Does anyone know of a single UNIX command to get the file name & path from an inode number?
Thanks in advance,
Posted: Wed Oct 05, 2005 4:48 pm
by ray.wurlod
There's an even better way.
Run ACCOUNT.FILE.STATS ALL LOCAL in your project. This collects all sorts of file tuning statistics, but also records the device number and inode.
So you can then construct a query such as:
Code: Select all
SELECT DISTINCT FILEINODE FMT '10R', FILENAME FMT '56T' FROM STAT.FILE ORDER BY 1;
and voila! you have your map.
Posted: Thu Oct 06, 2005 12:57 am
by ArndW
Ray - that's an awesome idea, I hadn't thought of that!
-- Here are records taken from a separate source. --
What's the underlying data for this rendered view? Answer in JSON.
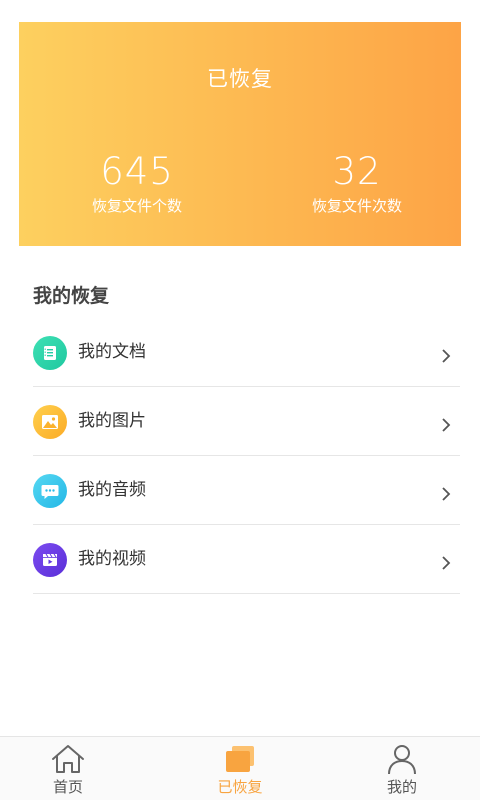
{
  "banner": {
    "title": "已恢复",
    "stats": [
      {
        "value": "645",
        "label": "恢复文件个数"
      },
      {
        "value": "32",
        "label": "恢复文件次数"
      }
    ]
  },
  "section": {
    "title": "我的恢复",
    "items": [
      {
        "label": "我的文档",
        "icon": "document-icon"
      },
      {
        "label": "我的图片",
        "icon": "image-icon"
      },
      {
        "label": "我的音频",
        "icon": "message-icon"
      },
      {
        "label": "我的视频",
        "icon": "video-icon"
      }
    ]
  },
  "tabbar": {
    "tabs": [
      {
        "label": "首页",
        "icon": "home-icon"
      },
      {
        "label": "已恢复",
        "icon": "stack-icon",
        "active": true
      },
      {
        "label": "我的",
        "icon": "user-icon"
      }
    ]
  },
  "colors": {
    "banner_start": "#fdd05f",
    "banner_end": "#fda446",
    "active_tab": "#f8a440",
    "inactive_tab": "#555555"
  }
}
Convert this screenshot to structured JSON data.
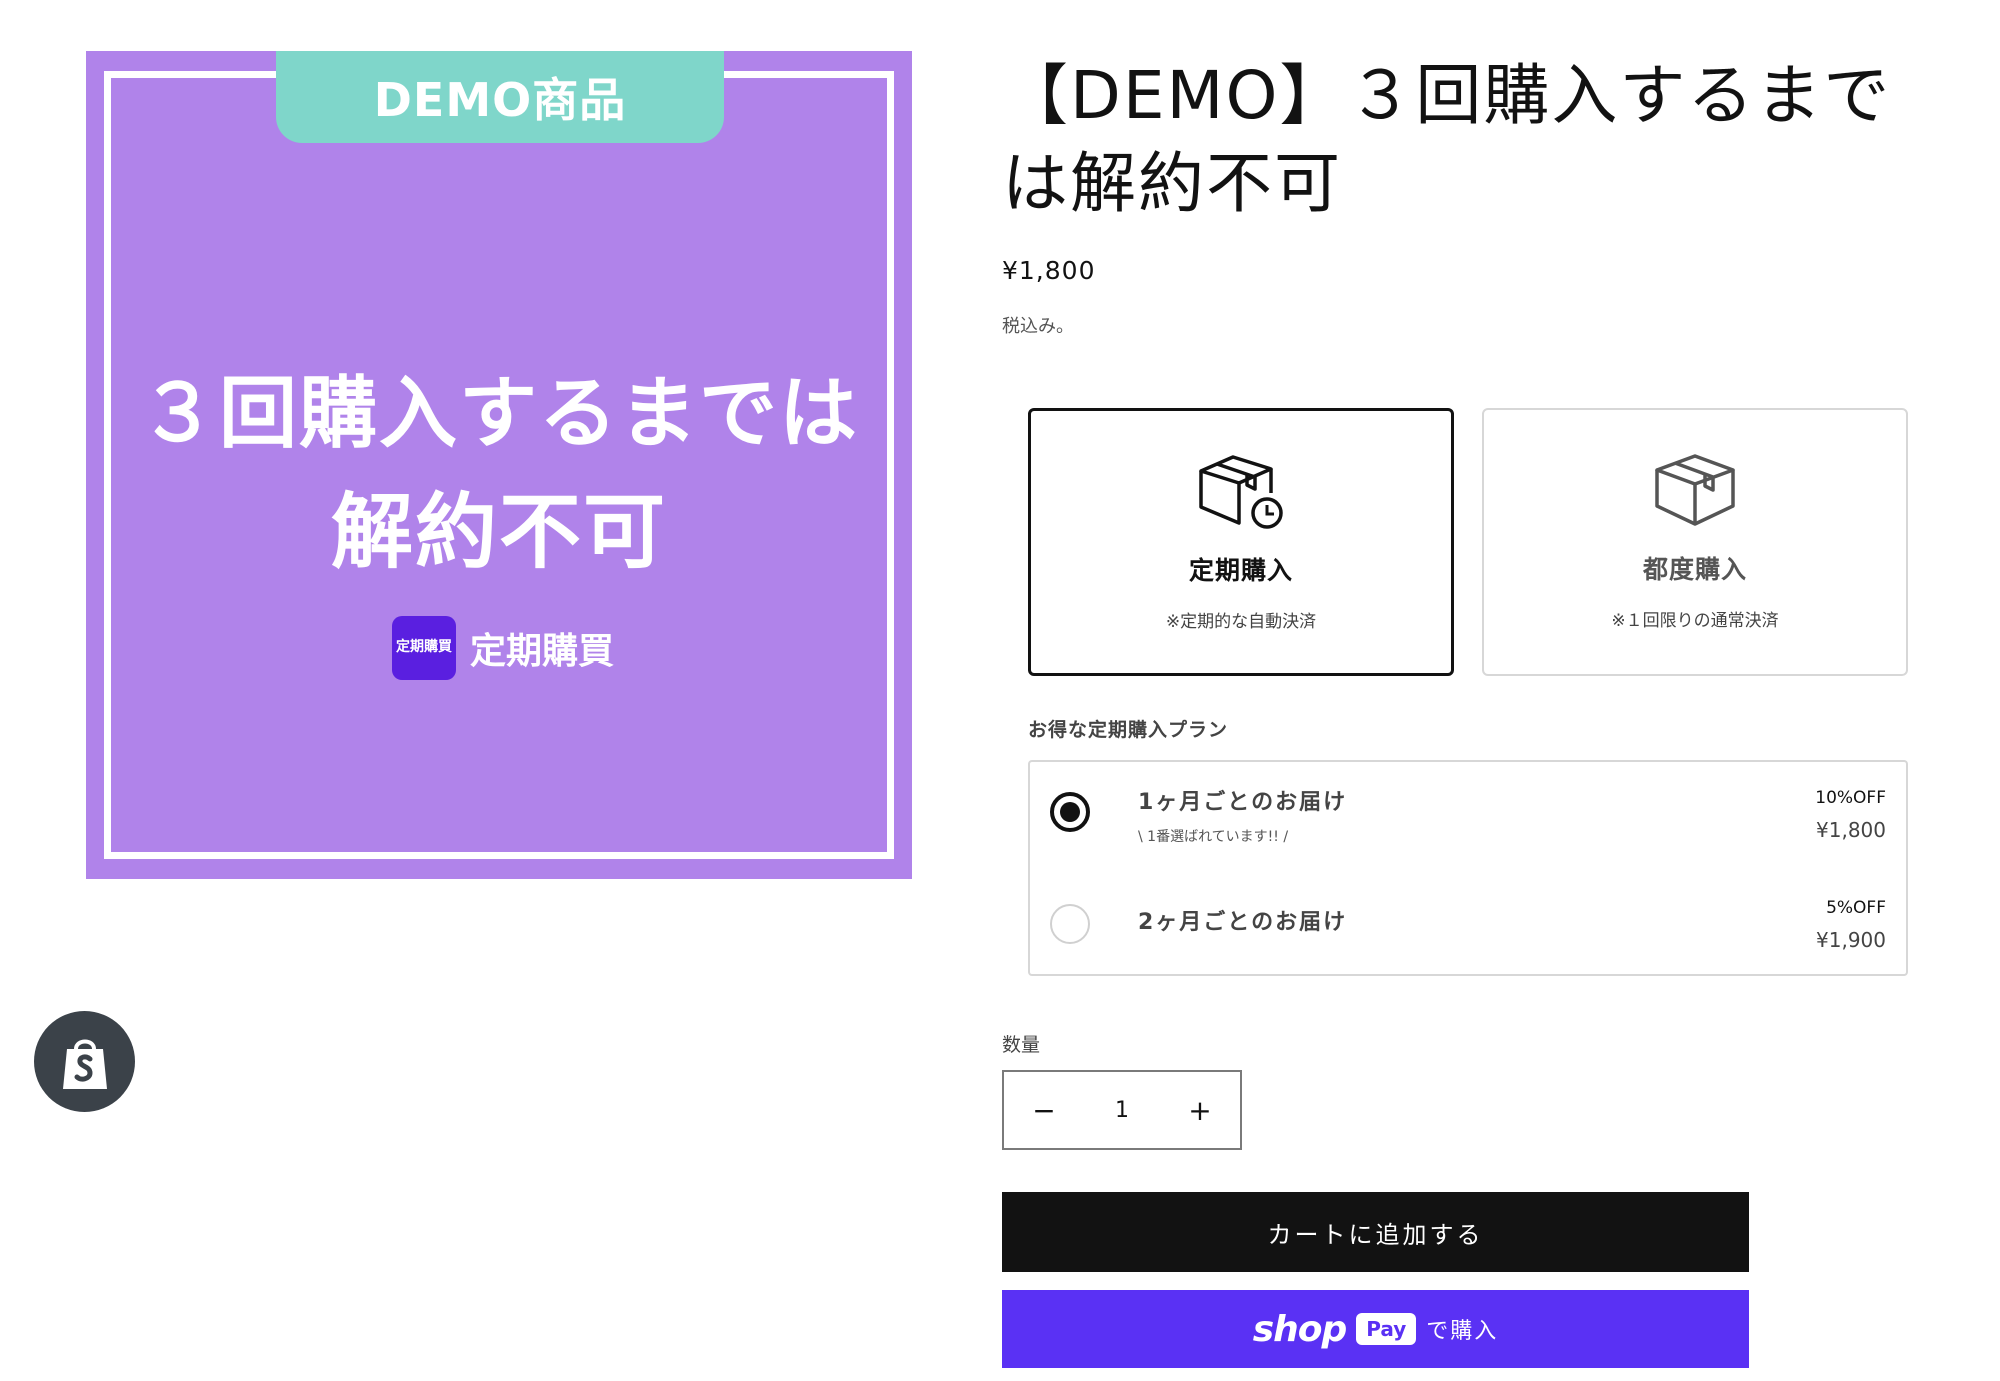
{
  "product_image": {
    "demo_badge": "DEMO商品",
    "headline_line1": "３回購入するまでは",
    "headline_line2": "解約不可",
    "logo_box_text": "定期購買",
    "logo_text": "定期購買",
    "bg_color": "#b083ea",
    "badge_color": "#7fd6ca"
  },
  "shopify_badge": {
    "icon": "shopify-bag-icon"
  },
  "product": {
    "title": "【DEMO】３回購入するまでは解約不可",
    "price": "¥1,800",
    "tax_note": "税込み。"
  },
  "purchase_options": [
    {
      "label": "定期購入",
      "note": "※定期的な自動決済",
      "icon": "box-clock-icon",
      "selected": true
    },
    {
      "label": "都度購入",
      "note": "※１回限りの通常決済",
      "icon": "box-icon",
      "selected": false
    }
  ],
  "plan_heading": "お得な定期購入プラン",
  "plans": [
    {
      "name": "1ヶ月ごとのお届け",
      "sub": "\\ 1番選ばれています!! /",
      "discount": "10%OFF",
      "price": "¥1,800",
      "selected": true
    },
    {
      "name": "2ヶ月ごとのお届け",
      "sub": "",
      "discount": "5%OFF",
      "price": "¥1,900",
      "selected": false
    }
  ],
  "quantity": {
    "label": "数量",
    "value": "1",
    "minus": "−",
    "plus": "+"
  },
  "buttons": {
    "add_to_cart": "カートに追加する",
    "shop_word": "shop",
    "pay_word": "Pay",
    "shop_pay_suffix": "で購入"
  },
  "colors": {
    "accent": "#121212",
    "shop_pay": "#5a31f4"
  }
}
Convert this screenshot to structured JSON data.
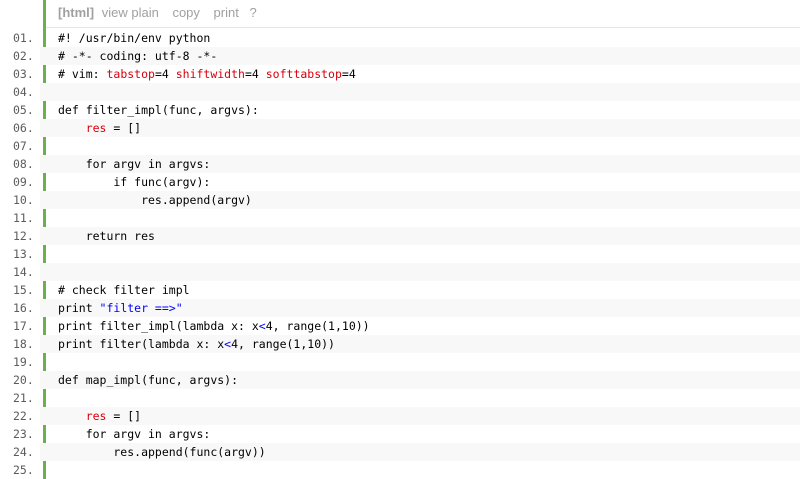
{
  "toolbar": {
    "html_label": "[html]",
    "view_plain_label": "view plain",
    "copy_label": "copy",
    "print_label": "print",
    "help_label": "?"
  },
  "colors": {
    "gutter_accent": "#6ab04c",
    "keyword_red": "#d8000c",
    "string_blue": "#0000ff",
    "line_number": "#5c5c5c"
  },
  "lines": [
    {
      "num": "01.",
      "parts": [
        {
          "t": "#! /usr/bin/env python",
          "c": "cm"
        }
      ]
    },
    {
      "num": "02.",
      "parts": [
        {
          "t": "# -*- coding: utf-8 -*-",
          "c": "cm"
        }
      ]
    },
    {
      "num": "03.",
      "parts": [
        {
          "t": "# vim: ",
          "c": "cm"
        },
        {
          "t": "tabstop",
          "c": "red"
        },
        {
          "t": "=4 ",
          "c": "cm"
        },
        {
          "t": "shiftwidth",
          "c": "red"
        },
        {
          "t": "=4 ",
          "c": "cm"
        },
        {
          "t": "softtabstop",
          "c": "red"
        },
        {
          "t": "=4",
          "c": "cm"
        }
      ]
    },
    {
      "num": "04.",
      "parts": []
    },
    {
      "num": "05.",
      "parts": [
        {
          "t": "def filter_impl(func, argvs):",
          "c": "kw"
        }
      ]
    },
    {
      "num": "06.",
      "parts": [
        {
          "t": "    ",
          "c": "kw"
        },
        {
          "t": "res",
          "c": "red"
        },
        {
          "t": " = []",
          "c": "kw"
        }
      ]
    },
    {
      "num": "07.",
      "parts": []
    },
    {
      "num": "08.",
      "parts": [
        {
          "t": "    for argv in argvs:",
          "c": "kw"
        }
      ]
    },
    {
      "num": "09.",
      "parts": [
        {
          "t": "        if func(argv):",
          "c": "kw"
        }
      ]
    },
    {
      "num": "10.",
      "parts": [
        {
          "t": "            res.append(argv)",
          "c": "kw"
        }
      ]
    },
    {
      "num": "11.",
      "parts": []
    },
    {
      "num": "12.",
      "parts": [
        {
          "t": "    return res",
          "c": "kw"
        }
      ]
    },
    {
      "num": "13.",
      "parts": []
    },
    {
      "num": "14.",
      "parts": []
    },
    {
      "num": "15.",
      "parts": [
        {
          "t": "# check filter impl",
          "c": "cm"
        }
      ]
    },
    {
      "num": "16.",
      "parts": [
        {
          "t": "print ",
          "c": "kw"
        },
        {
          "t": "\"filter ==>\"",
          "c": "str"
        }
      ]
    },
    {
      "num": "17.",
      "parts": [
        {
          "t": "print filter_impl(lambda x: x",
          "c": "kw"
        },
        {
          "t": "<",
          "c": "blue"
        },
        {
          "t": "4, range(1,10))",
          "c": "kw"
        }
      ]
    },
    {
      "num": "18.",
      "parts": [
        {
          "t": "print filter(lambda x: x",
          "c": "kw"
        },
        {
          "t": "<",
          "c": "blue"
        },
        {
          "t": "4, range(1,10))",
          "c": "kw"
        }
      ]
    },
    {
      "num": "19.",
      "parts": []
    },
    {
      "num": "20.",
      "parts": [
        {
          "t": "def map_impl(func, argvs):",
          "c": "kw"
        }
      ]
    },
    {
      "num": "21.",
      "parts": []
    },
    {
      "num": "22.",
      "parts": [
        {
          "t": "    ",
          "c": "kw"
        },
        {
          "t": "res",
          "c": "red"
        },
        {
          "t": " = []",
          "c": "kw"
        }
      ]
    },
    {
      "num": "23.",
      "parts": [
        {
          "t": "    for argv in argvs:",
          "c": "kw"
        }
      ]
    },
    {
      "num": "24.",
      "parts": [
        {
          "t": "        res.append(func(argv))",
          "c": "kw"
        }
      ]
    },
    {
      "num": "25.",
      "parts": []
    }
  ]
}
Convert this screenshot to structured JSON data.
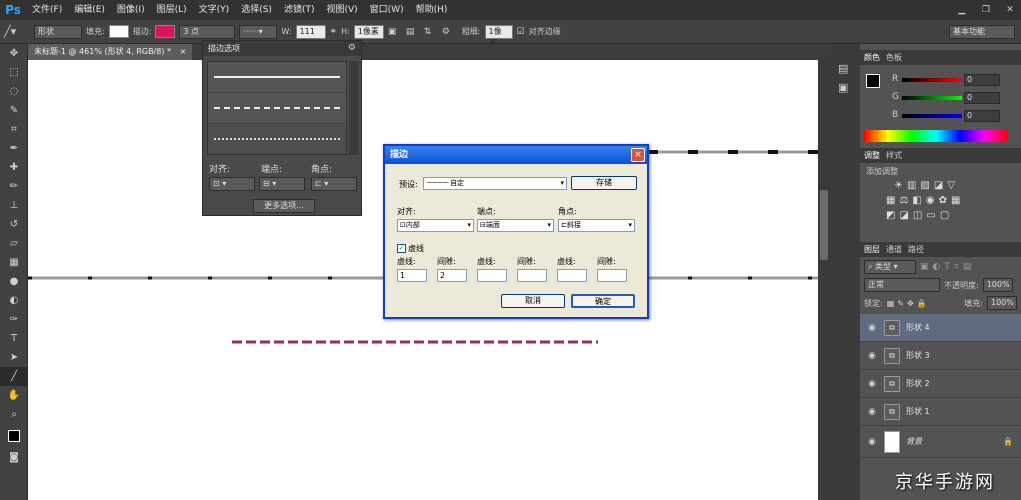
{
  "app": {
    "logo": "Ps"
  },
  "menu": [
    "文件(F)",
    "编辑(E)",
    "图像(I)",
    "图层(L)",
    "文字(Y)",
    "选择(S)",
    "滤镜(T)",
    "视图(V)",
    "窗口(W)",
    "帮助(H)"
  ],
  "options": {
    "mode": "形状",
    "fill_label": "填充:",
    "stroke_label": "描边:",
    "stroke_width": "3 点",
    "w_label": "W:",
    "w_value": "111 像",
    "h_label": "H:",
    "h_value": "1像素",
    "thickness_label": "粗细:",
    "thickness_value": "1像素",
    "align_edges": "对齐边缘",
    "workspace": "基本功能",
    "stroke_color": "#e0115f"
  },
  "document": {
    "tab": "未标题-1 @ 461% (形状 4, RGB/8) *",
    "tab_close": "×"
  },
  "stroke_popup": {
    "title": "描边选项",
    "align_label": "对齐:",
    "caps_label": "端点:",
    "corners_label": "角点:",
    "more": "更多选项..."
  },
  "dialog": {
    "title": "描边",
    "close": "×",
    "preset_label": "预设:",
    "preset_value": "自定",
    "save": "存储",
    "align_label": "对齐:",
    "align_value": "内部",
    "caps_label": "端点:",
    "caps_value": "端面",
    "corners_label": "角点:",
    "corners_value": "斜接",
    "dashed_label": "虚线",
    "dash_labels": [
      "虚线:",
      "间隙:",
      "虚线:",
      "间隙:",
      "虚线:",
      "间隙:"
    ],
    "dash_values": [
      "1",
      "2",
      "",
      "",
      "",
      ""
    ],
    "cancel": "取消",
    "ok": "确定"
  },
  "color_panel": {
    "tabs": [
      "颜色",
      "色板"
    ],
    "channels": [
      {
        "name": "R",
        "value": "0"
      },
      {
        "name": "G",
        "value": "0"
      },
      {
        "name": "B",
        "value": "0"
      }
    ]
  },
  "adjust_panel": {
    "tabs": [
      "调整",
      "样式"
    ],
    "add_label": "添加调整"
  },
  "layers_panel": {
    "tabs": [
      "图层",
      "通道",
      "路径"
    ],
    "filter_label": "类型",
    "blend_mode": "正常",
    "opacity_label": "不透明度:",
    "opacity_value": "100%",
    "lock_label": "锁定:",
    "fill_label": "填充:",
    "fill_value": "100%",
    "layers": [
      "形状 4",
      "形状 3",
      "形状 2",
      "形状 1",
      "背景"
    ]
  },
  "watermark": "京华手游网"
}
That will save time on inode searches (since files not in the VOC won't be found it will still have to look). Doing a "find" on this large system takes about 45 minutes; but goes go faster when limited to just one device.
I am writing a program to use LIST.READU and PORT.STATUS to give a more cleartext picture of system status and locks and these busy systems. I wish I hadn't thrown away my code years ago, I wrote something similar for Oxford Health, who had several thousand concurrent users and lots of lock problems.
Posted: Thu Oct 06, 2005 4:45 pm
by ray.wurlod
Well you'd better take on board the INTERNAL keyword for these commands, which captures the output into a dynamic array - no need to parse.
I always SETFILE to my directory-based hashed files, so this (and other things) will work ok. And O/S files don't get locked by and large (except by OpenSeq), so that's probably not an issue.